- Born: 1699 Saint-Germain, France
- Died: 1777 (aged 77–78) Brussels, Austrian Netherlands
- Occupation: Courtier

= Charles O'Gara =

Charles O'Gara (born 1699 in Saint-Germain, d. 1777) was a French-born courtier of Irish parentage who rose to prominence in the service of Leopold, Duke of Lorraine and later his son Francis I, Holy Roman Emperor. Like the rest of his family he was a Jacobite who supported the return of Stuart rule to the British and Irish kingdoms.

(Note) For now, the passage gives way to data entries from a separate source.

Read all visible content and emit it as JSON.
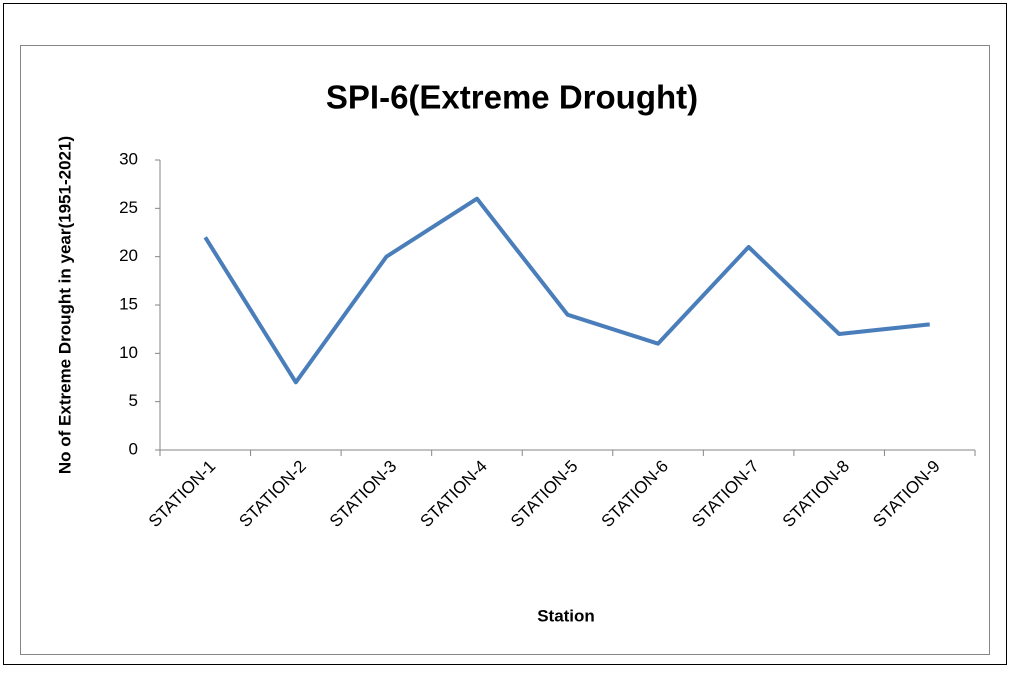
{
  "chart_data": {
    "type": "line",
    "title": "SPI-6(Extreme Drought)",
    "x_label": "Station",
    "y_label": "No of Extreme Drought in year(1951-2021)",
    "categories": [
      "STATION-1",
      "STATION-2",
      "STATION-3",
      "STATION-4",
      "STATION-5",
      "STATION-6",
      "STATION-7",
      "STATION-8",
      "STATION-9"
    ],
    "values": [
      22,
      7,
      20,
      26,
      14,
      11,
      21,
      12,
      13
    ],
    "color": "#4a7ebb",
    "ylim": [
      0,
      30
    ],
    "yticks": [
      0,
      5,
      10,
      15,
      20,
      25,
      30
    ],
    "grid": false
  }
}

His father was the Irish Colonel and Member of Parliament Oliver O'Gara who was one of the Wild Geese who left Ireland following the Treaty of Limerick at the end of the Williamite War which ended in defeat for the Jacobites. Colonel O'Gara settled in France at the Saint-Germain court of the exiled James II. Charles was the fourth of five children born to Colonel O'Gara and his wife Mary Fleming. He was baptised at Saint-Germain on 16 July with the exiled King James as his Godfather. His three elder brothers, including John Patrick O'Gara, all joined the Spanish Army.

O'Gara was appointed equerry to the two sons of Leopold, the Duke of Lorraine. When Francis the elder of these became Holy Roman Emperor in 1745, O'Gara was appointed an Imperial Counciller and a Chamberlain at the court in Vienna. O'Gara was rewarded for his service by being made a Count of the Holy Roman Empire and a Knight of the Golden Fleece. He became very wealthy and retired to Brussels, where he died, unmarried and childless in 1777. In his will, his heirs were his older half sisters three grandchildren - Randell Plunkett, 12th Baron Dunsany and his two sisters Rose and Bridget Plunkett as well as his second cousin Charles O'Conor.

==Bibliography==
- Melville Henry Massue Ruvigny Et Raineval. The Jacobite Peerage, Baronetage, Knightage, and Grants of Honour. Genealogical Publishing, 2003.
- Thomas O'Connor & Mary Ann Lyons. Irish communities in early modern Europe. Four Courts Press, 2006.